Datameer X needs to have the appropriate access level to establish a connection to a certain S3 bucket.

For that, you need the permission to the bucket's root folder with 'ListBucket'. Giving the permission to a subfolder instead, the connection attempt will fail.

Configuring S3 as a Connection

In order to import and export from S3, you must first create a connection.

  1. Click the + (plus) button and select Connection or right-click in the browser and select Create new > Connection.
  2. From drop-down list, select S3  as the connection type. Click Next.
  3. Add your S3 bucket name
    Select if you want to authenticate through an access key and secret code or using IAM Role. (Datameer supports import/export from/to S3 encrypted buckets.)
    Add the root path prefix, if necessary.
    Indicate if the connection should be used for import, export, or both.

    As of Datameer 7.4

    Encryption support has been implemented. Select between Amazon Web Services' AES256 and KMS.

  4. Click Next.
  5. If required, add a description and click Save.

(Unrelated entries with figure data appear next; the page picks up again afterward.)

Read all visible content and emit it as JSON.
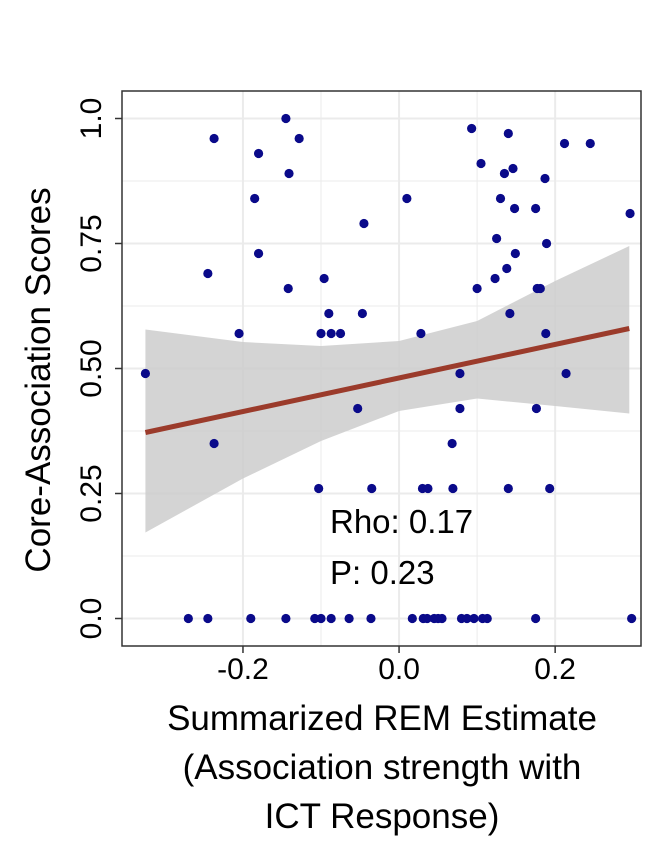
{
  "chart_data": {
    "type": "scatter",
    "xlabel_lines": [
      "Summarized REM Estimate",
      "(Association strength with",
      "ICT Response)"
    ],
    "ylabel": "Core-Association Scores",
    "xlim": [
      -0.355,
      0.31
    ],
    "ylim": [
      -0.055,
      1.055
    ],
    "x_ticks": [
      -0.2,
      0.0,
      0.2
    ],
    "x_tick_labels": [
      "-0.2",
      "0.0",
      "0.2"
    ],
    "y_ticks": [
      0.0,
      0.25,
      0.5,
      0.75,
      1.0
    ],
    "y_tick_labels": [
      "0.0",
      "0.25",
      "0.50",
      "0.75",
      "1.0"
    ],
    "grid": true,
    "colors": {
      "points": "#0a0a8a",
      "fit_line": "#9b3b2b",
      "ci_band": "#cccccc",
      "grid": "#ebebeb",
      "axis": "#333333"
    },
    "annotations": [
      "Rho: 0.17",
      "P: 0.23"
    ],
    "fit_line": {
      "x": [
        -0.325,
        0.295
      ],
      "y": [
        0.372,
        0.58
      ]
    },
    "ci_band": {
      "x": [
        -0.325,
        -0.2,
        -0.1,
        0.0,
        0.1,
        0.2,
        0.295
      ],
      "upper": [
        0.578,
        0.553,
        0.545,
        0.555,
        0.595,
        0.675,
        0.745
      ],
      "lower": [
        0.172,
        0.28,
        0.355,
        0.415,
        0.44,
        0.425,
        0.41
      ]
    },
    "points": {
      "x": [
        -0.325,
        -0.27,
        -0.245,
        -0.245,
        -0.237,
        -0.237,
        -0.205,
        -0.19,
        -0.185,
        -0.18,
        -0.18,
        -0.145,
        -0.145,
        -0.142,
        -0.141,
        -0.128,
        -0.108,
        -0.103,
        -0.1,
        -0.1,
        -0.096,
        -0.09,
        -0.087,
        -0.087,
        -0.075,
        -0.064,
        -0.053,
        -0.047,
        -0.045,
        -0.036,
        -0.035,
        0.01,
        0.017,
        0.028,
        0.03,
        0.031,
        0.036,
        0.037,
        0.045,
        0.05,
        0.055,
        0.068,
        0.069,
        0.078,
        0.078,
        0.08,
        0.087,
        0.093,
        0.096,
        0.1,
        0.105,
        0.107,
        0.113,
        0.123,
        0.125,
        0.13,
        0.135,
        0.138,
        0.14,
        0.14,
        0.142,
        0.146,
        0.148,
        0.149,
        0.175,
        0.175,
        0.176,
        0.177,
        0.181,
        0.187,
        0.188,
        0.189,
        0.193,
        0.212,
        0.214,
        0.245,
        0.296,
        0.298
      ],
      "y": [
        0.49,
        0.0,
        0.0,
        0.69,
        0.35,
        0.96,
        0.57,
        0.0,
        0.84,
        0.93,
        0.73,
        0.0,
        1.0,
        0.66,
        0.89,
        0.96,
        0.0,
        0.26,
        0.57,
        0.0,
        0.68,
        0.61,
        0.57,
        0.0,
        0.57,
        0.0,
        0.42,
        0.61,
        0.79,
        0.0,
        0.26,
        0.84,
        0.0,
        0.57,
        0.26,
        0.0,
        0.0,
        0.26,
        0.0,
        0.0,
        0.0,
        0.35,
        0.26,
        0.49,
        0.42,
        0.0,
        0.0,
        0.98,
        0.0,
        0.66,
        0.91,
        0.0,
        0.0,
        0.68,
        0.76,
        0.84,
        0.89,
        0.7,
        0.26,
        0.97,
        0.61,
        0.9,
        0.82,
        0.73,
        0.0,
        0.82,
        0.42,
        0.66,
        0.66,
        0.88,
        0.57,
        0.75,
        0.26,
        0.95,
        0.49,
        0.95,
        0.81,
        0.0
      ]
    }
  }
}
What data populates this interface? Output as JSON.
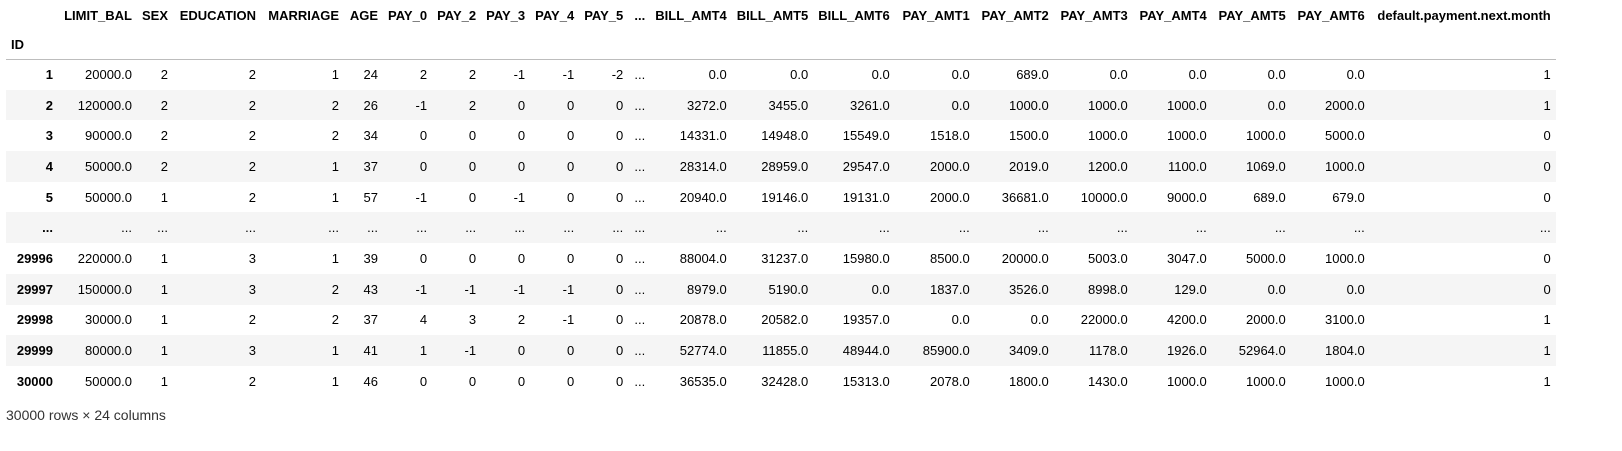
{
  "dataframe": {
    "index_name": "ID",
    "columns": [
      "LIMIT_BAL",
      "SEX",
      "EDUCATION",
      "MARRIAGE",
      "AGE",
      "PAY_0",
      "PAY_2",
      "PAY_3",
      "PAY_4",
      "PAY_5",
      "...",
      "BILL_AMT4",
      "BILL_AMT5",
      "BILL_AMT6",
      "PAY_AMT1",
      "PAY_AMT2",
      "PAY_AMT3",
      "PAY_AMT4",
      "PAY_AMT5",
      "PAY_AMT6",
      "default.payment.next.month"
    ],
    "rows": [
      {
        "index": "1",
        "cells": [
          "20000.0",
          "2",
          "2",
          "1",
          "24",
          "2",
          "2",
          "-1",
          "-1",
          "-2",
          "...",
          "0.0",
          "0.0",
          "0.0",
          "0.0",
          "689.0",
          "0.0",
          "0.0",
          "0.0",
          "0.0",
          "1"
        ]
      },
      {
        "index": "2",
        "cells": [
          "120000.0",
          "2",
          "2",
          "2",
          "26",
          "-1",
          "2",
          "0",
          "0",
          "0",
          "...",
          "3272.0",
          "3455.0",
          "3261.0",
          "0.0",
          "1000.0",
          "1000.0",
          "1000.0",
          "0.0",
          "2000.0",
          "1"
        ]
      },
      {
        "index": "3",
        "cells": [
          "90000.0",
          "2",
          "2",
          "2",
          "34",
          "0",
          "0",
          "0",
          "0",
          "0",
          "...",
          "14331.0",
          "14948.0",
          "15549.0",
          "1518.0",
          "1500.0",
          "1000.0",
          "1000.0",
          "1000.0",
          "5000.0",
          "0"
        ]
      },
      {
        "index": "4",
        "cells": [
          "50000.0",
          "2",
          "2",
          "1",
          "37",
          "0",
          "0",
          "0",
          "0",
          "0",
          "...",
          "28314.0",
          "28959.0",
          "29547.0",
          "2000.0",
          "2019.0",
          "1200.0",
          "1100.0",
          "1069.0",
          "1000.0",
          "0"
        ]
      },
      {
        "index": "5",
        "cells": [
          "50000.0",
          "1",
          "2",
          "1",
          "57",
          "-1",
          "0",
          "-1",
          "0",
          "0",
          "...",
          "20940.0",
          "19146.0",
          "19131.0",
          "2000.0",
          "36681.0",
          "10000.0",
          "9000.0",
          "689.0",
          "679.0",
          "0"
        ]
      },
      {
        "index": "...",
        "cells": [
          "...",
          "...",
          "...",
          "...",
          "...",
          "...",
          "...",
          "...",
          "...",
          "...",
          "...",
          "...",
          "...",
          "...",
          "...",
          "...",
          "...",
          "...",
          "...",
          "...",
          "..."
        ]
      },
      {
        "index": "29996",
        "cells": [
          "220000.0",
          "1",
          "3",
          "1",
          "39",
          "0",
          "0",
          "0",
          "0",
          "0",
          "...",
          "88004.0",
          "31237.0",
          "15980.0",
          "8500.0",
          "20000.0",
          "5003.0",
          "3047.0",
          "5000.0",
          "1000.0",
          "0"
        ]
      },
      {
        "index": "29997",
        "cells": [
          "150000.0",
          "1",
          "3",
          "2",
          "43",
          "-1",
          "-1",
          "-1",
          "-1",
          "0",
          "...",
          "8979.0",
          "5190.0",
          "0.0",
          "1837.0",
          "3526.0",
          "8998.0",
          "129.0",
          "0.0",
          "0.0",
          "0"
        ]
      },
      {
        "index": "29998",
        "cells": [
          "30000.0",
          "1",
          "2",
          "2",
          "37",
          "4",
          "3",
          "2",
          "-1",
          "0",
          "...",
          "20878.0",
          "20582.0",
          "19357.0",
          "0.0",
          "0.0",
          "22000.0",
          "4200.0",
          "2000.0",
          "3100.0",
          "1"
        ]
      },
      {
        "index": "29999",
        "cells": [
          "80000.0",
          "1",
          "3",
          "1",
          "41",
          "1",
          "-1",
          "0",
          "0",
          "0",
          "...",
          "52774.0",
          "11855.0",
          "48944.0",
          "85900.0",
          "3409.0",
          "1178.0",
          "1926.0",
          "52964.0",
          "1804.0",
          "1"
        ]
      },
      {
        "index": "30000",
        "cells": [
          "50000.0",
          "1",
          "2",
          "1",
          "46",
          "0",
          "0",
          "0",
          "0",
          "0",
          "...",
          "36535.0",
          "32428.0",
          "15313.0",
          "2078.0",
          "1800.0",
          "1430.0",
          "1000.0",
          "1000.0",
          "1000.0",
          "1"
        ]
      }
    ],
    "shape_caption": "30000 rows × 24 columns"
  }
}
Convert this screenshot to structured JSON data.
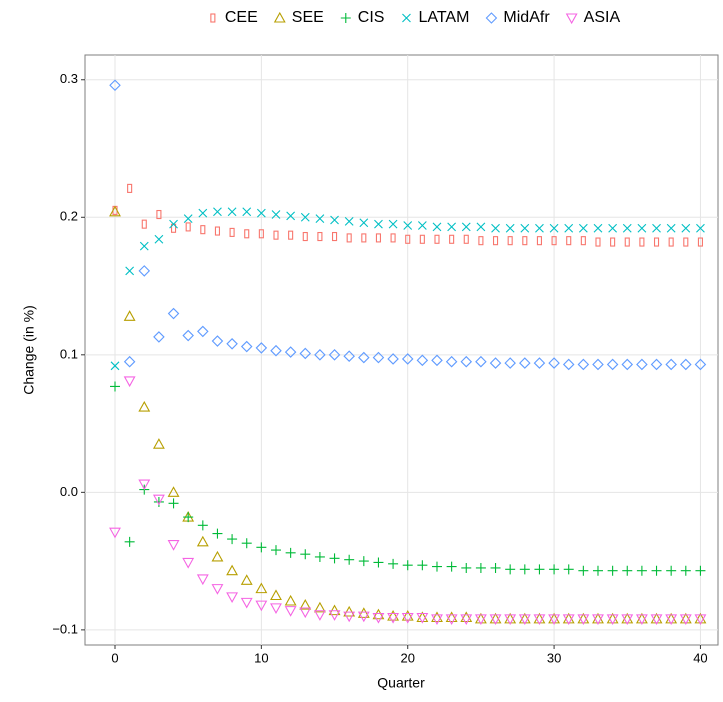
{
  "chart_data": {
    "type": "scatter",
    "x_label": "Quarter",
    "y_label": "Change (in %)",
    "x": [
      0,
      1,
      2,
      3,
      4,
      5,
      6,
      7,
      8,
      9,
      10,
      11,
      12,
      13,
      14,
      15,
      16,
      17,
      18,
      19,
      20,
      21,
      22,
      23,
      24,
      25,
      26,
      27,
      28,
      29,
      30,
      31,
      32,
      33,
      34,
      35,
      36,
      37,
      38,
      39,
      40
    ],
    "series": [
      {
        "name": "CEE",
        "color": "#F8766D",
        "marker": "square",
        "values": [
          0.205,
          0.221,
          0.195,
          0.202,
          0.192,
          0.193,
          0.191,
          0.19,
          0.189,
          0.188,
          0.188,
          0.187,
          0.187,
          0.186,
          0.186,
          0.186,
          0.185,
          0.185,
          0.185,
          0.185,
          0.184,
          0.184,
          0.184,
          0.184,
          0.184,
          0.183,
          0.183,
          0.183,
          0.183,
          0.183,
          0.183,
          0.183,
          0.183,
          0.182,
          0.182,
          0.182,
          0.182,
          0.182,
          0.182,
          0.182,
          0.182
        ]
      },
      {
        "name": "SEE",
        "color": "#B79F00",
        "marker": "triangle",
        "values": [
          0.204,
          0.128,
          0.062,
          0.035,
          0.0,
          -0.018,
          -0.036,
          -0.047,
          -0.057,
          -0.064,
          -0.07,
          -0.075,
          -0.079,
          -0.082,
          -0.084,
          -0.086,
          -0.087,
          -0.088,
          -0.089,
          -0.09,
          -0.09,
          -0.091,
          -0.091,
          -0.091,
          -0.091,
          -0.092,
          -0.092,
          -0.092,
          -0.092,
          -0.092,
          -0.092,
          -0.092,
          -0.092,
          -0.092,
          -0.092,
          -0.092,
          -0.092,
          -0.092,
          -0.092,
          -0.092,
          -0.092
        ]
      },
      {
        "name": "CIS",
        "color": "#00BA38",
        "marker": "plus",
        "values": [
          0.077,
          -0.036,
          0.002,
          -0.007,
          -0.008,
          -0.018,
          -0.024,
          -0.03,
          -0.034,
          -0.037,
          -0.04,
          -0.042,
          -0.044,
          -0.045,
          -0.047,
          -0.048,
          -0.049,
          -0.05,
          -0.051,
          -0.052,
          -0.053,
          -0.053,
          -0.054,
          -0.054,
          -0.055,
          -0.055,
          -0.055,
          -0.056,
          -0.056,
          -0.056,
          -0.056,
          -0.056,
          -0.057,
          -0.057,
          -0.057,
          -0.057,
          -0.057,
          -0.057,
          -0.057,
          -0.057,
          -0.057
        ]
      },
      {
        "name": "LATAM",
        "color": "#00BFC4",
        "marker": "cross",
        "values": [
          0.092,
          0.161,
          0.179,
          0.184,
          0.195,
          0.199,
          0.203,
          0.204,
          0.204,
          0.204,
          0.203,
          0.202,
          0.201,
          0.2,
          0.199,
          0.198,
          0.197,
          0.196,
          0.195,
          0.195,
          0.194,
          0.194,
          0.193,
          0.193,
          0.193,
          0.193,
          0.192,
          0.192,
          0.192,
          0.192,
          0.192,
          0.192,
          0.192,
          0.192,
          0.192,
          0.192,
          0.192,
          0.192,
          0.192,
          0.192,
          0.192
        ]
      },
      {
        "name": "MidAfr",
        "color": "#619CFF",
        "marker": "diamond",
        "values": [
          0.296,
          0.095,
          0.161,
          0.113,
          0.13,
          0.114,
          0.117,
          0.11,
          0.108,
          0.106,
          0.105,
          0.103,
          0.102,
          0.101,
          0.1,
          0.1,
          0.099,
          0.098,
          0.098,
          0.097,
          0.097,
          0.096,
          0.096,
          0.095,
          0.095,
          0.095,
          0.094,
          0.094,
          0.094,
          0.094,
          0.094,
          0.093,
          0.093,
          0.093,
          0.093,
          0.093,
          0.093,
          0.093,
          0.093,
          0.093,
          0.093
        ]
      },
      {
        "name": "ASIA",
        "color": "#F564E3",
        "marker": "triangle-down",
        "values": [
          -0.029,
          0.081,
          0.006,
          -0.005,
          -0.038,
          -0.051,
          -0.063,
          -0.07,
          -0.076,
          -0.08,
          -0.082,
          -0.084,
          -0.086,
          -0.087,
          -0.089,
          -0.089,
          -0.09,
          -0.09,
          -0.091,
          -0.091,
          -0.091,
          -0.091,
          -0.092,
          -0.092,
          -0.092,
          -0.092,
          -0.092,
          -0.092,
          -0.092,
          -0.092,
          -0.092,
          -0.092,
          -0.092,
          -0.092,
          -0.092,
          -0.092,
          -0.092,
          -0.092,
          -0.092,
          -0.092,
          -0.092
        ]
      }
    ],
    "xlim": [
      -2.05,
      41.2
    ],
    "xticks": [
      0,
      10,
      20,
      30,
      40
    ],
    "ylim": [
      -0.111,
      0.318
    ],
    "yticks": [
      {
        "value": -0.1,
        "label": "−0.1"
      },
      {
        "value": 0,
        "label": "0.0"
      },
      0.1,
      0.2,
      0.3
    ],
    "grid": true,
    "legend": "top"
  }
}
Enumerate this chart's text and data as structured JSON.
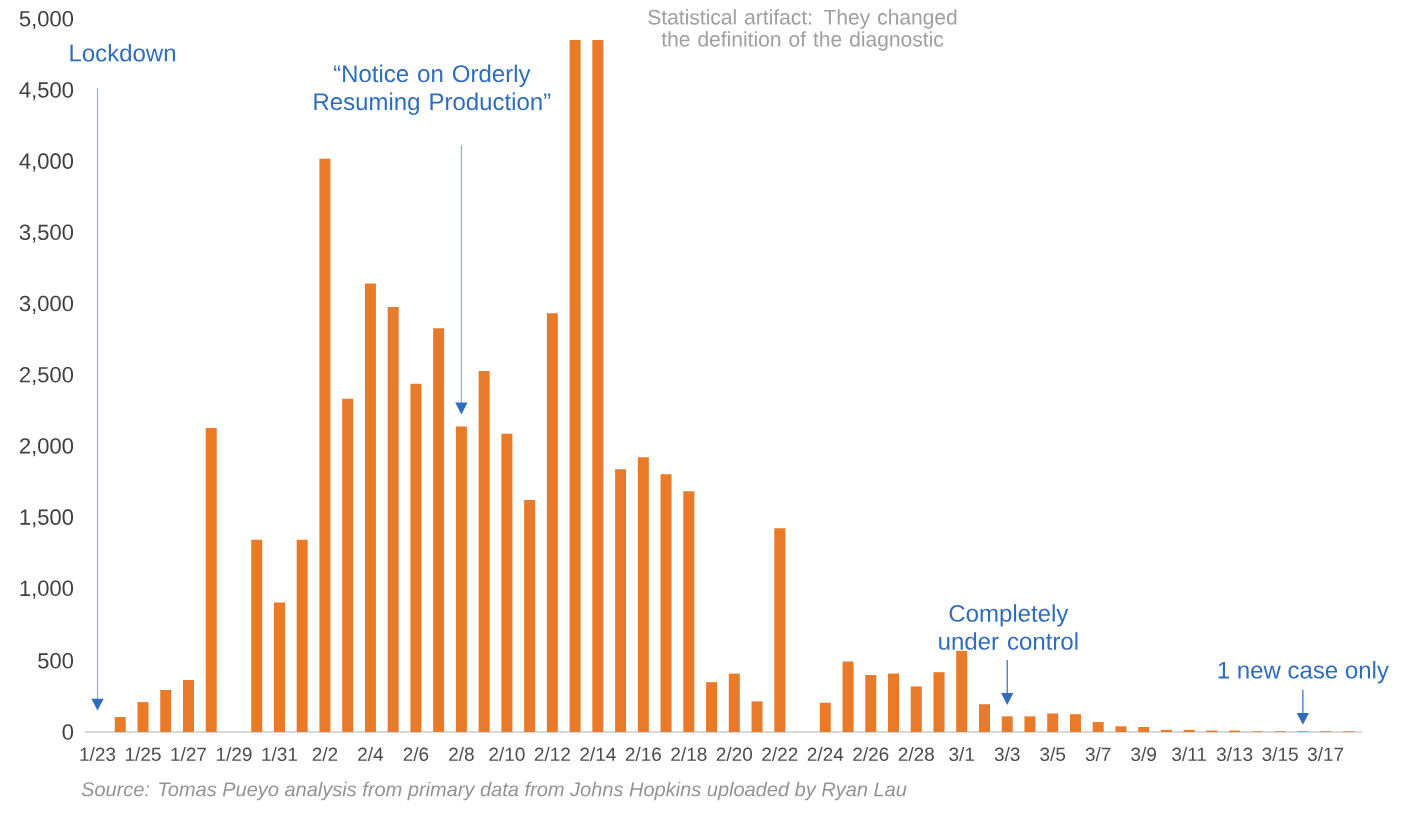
{
  "chart_data": {
    "type": "bar",
    "categories": [
      "1/23",
      null,
      "1/25",
      null,
      "1/27",
      null,
      "1/29",
      null,
      "1/31",
      null,
      "2/2",
      null,
      "2/4",
      null,
      "2/6",
      null,
      "2/8",
      null,
      "2/10",
      null,
      "2/12",
      null,
      "2/14",
      null,
      "2/16",
      null,
      "2/18",
      null,
      "2/20",
      null,
      "2/22",
      null,
      "2/24",
      null,
      "2/26",
      null,
      "2/28",
      null,
      "3/1",
      null,
      "3/3",
      null,
      "3/5",
      null,
      "3/7",
      null,
      "3/9",
      null,
      "3/11",
      null,
      "3/13",
      null,
      "3/15",
      null,
      "3/17",
      null
    ],
    "values": [
      0,
      105,
      210,
      295,
      365,
      2135,
      0,
      1350,
      910,
      1350,
      4025,
      2340,
      3150,
      2985,
      2445,
      2835,
      2145,
      2535,
      2095,
      1630,
      2940,
      4860,
      4860,
      1845,
      1930,
      1810,
      1690,
      350,
      410,
      215,
      1430,
      0,
      205,
      495,
      400,
      410,
      320,
      420,
      570,
      195,
      110,
      110,
      130,
      125,
      70,
      40,
      35,
      15,
      15,
      10,
      10,
      5,
      5,
      5,
      5,
      5
    ],
    "color": "#e87a2a",
    "ylim": [
      0,
      5000
    ],
    "yticks": [
      0,
      500,
      {
        "value": 1000,
        "label": "1,000"
      },
      {
        "value": 1500,
        "label": "1,500"
      },
      {
        "value": 2000,
        "label": "2,000"
      },
      {
        "value": 2500,
        "label": "2,500"
      },
      {
        "value": 3000,
        "label": "3,000"
      },
      {
        "value": 3500,
        "label": "3,500"
      },
      {
        "value": 4000,
        "label": "4,000"
      },
      {
        "value": 4500,
        "label": "4,500"
      },
      {
        "value": 5000,
        "label": "5,000"
      }
    ],
    "annotations": [
      "Lockdown",
      "“Notice on Orderly Resuming Production”",
      "Completely under control",
      "1 new case only",
      "Statistical artifact: They changed the definition of the diagnostic",
      "Source: Tomas Pueyo analysis from primary data from Johns Hopkins uploaded by Ryan Lau"
    ]
  }
}
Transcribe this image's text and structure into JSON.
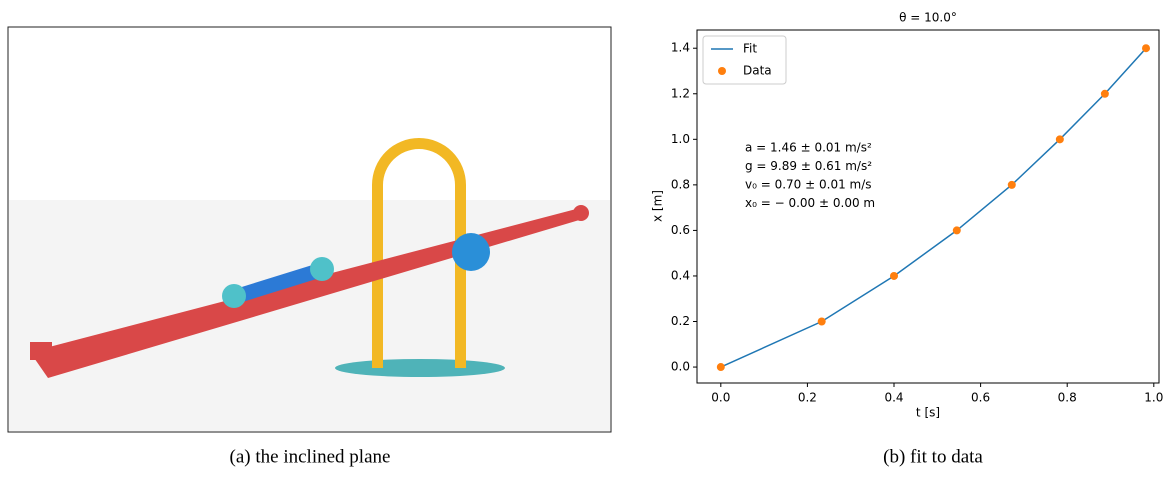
{
  "captions": [
    "(a) the inclined plane",
    "(b) fit to data"
  ],
  "chart_data": {
    "type": "line",
    "title": "θ = 10.0°",
    "x_label": "t [s]",
    "y_label": "x [m]",
    "series": [
      {
        "name": "Fit",
        "color": "#1f77b4",
        "mode": "line",
        "x": [
          0,
          0.233,
          0.4,
          0.545,
          0.672,
          0.783,
          0.887,
          0.982
        ],
        "values": [
          0,
          0.2,
          0.4,
          0.6,
          0.8,
          1.0,
          1.2,
          1.4
        ]
      },
      {
        "name": "Data",
        "color": "#ff7f0e",
        "mode": "markers",
        "x": [
          0,
          0.233,
          0.4,
          0.545,
          0.672,
          0.783,
          0.887,
          0.982
        ],
        "values": [
          0,
          0.2,
          0.4,
          0.6,
          0.8,
          1.0,
          1.2,
          1.4
        ]
      }
    ],
    "annotations": [
      "a = 1.46 ± 0.01 m/s²",
      "g = 9.89 ± 0.61 m/s²",
      "v₀ = 0.70 ± 0.01 m/s",
      "x₀ = − 0.00 ± 0.00 m"
    ],
    "xlim": [
      -0.055,
      1.012
    ],
    "ylim": [
      -0.07,
      1.48
    ],
    "xticks": [
      {
        "value": 0,
        "label": "0.0"
      },
      0.2,
      0.4,
      0.6,
      0.8,
      {
        "value": 1,
        "label": "1.0"
      }
    ],
    "yticks": [
      {
        "value": 0,
        "label": "0.0"
      },
      0.2,
      0.4,
      0.6,
      0.8,
      {
        "value": 1,
        "label": "1.0"
      },
      1.2,
      1.4
    ],
    "legend": "upper left"
  }
}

Importing Data with a S3 Connector

This connector isn't able to import from S3 buckets without access to read the metadata over the  getObjectMetadata() method.

After configuring a connection to S3, you can set up an import job to access the connection.

  1. Click the + (plus) button and select I mport Job or right-click in the browser and select Create new > Import job.
  2. Click Select Connection and choose the name of your S3 connection (here - S3_Connection) then click Next.
  3. Enter the file or folder path and the delimiter.
    Click Next.

    As of Datameer 7.4

    Datameer has added the Remote Data Browser feature. This file browser gives you a visual interface to select the file from your S3 bucket for which to import.

    The filter box at the top of the Remote Data Browser can be used to find folders/files within the current directory.

  4.  A preview of the imported data is displayed. Review the schema.
  5. Review the schedule, data retention, and advanced properties for the job.
  6. Add a description, click Save, and name the file.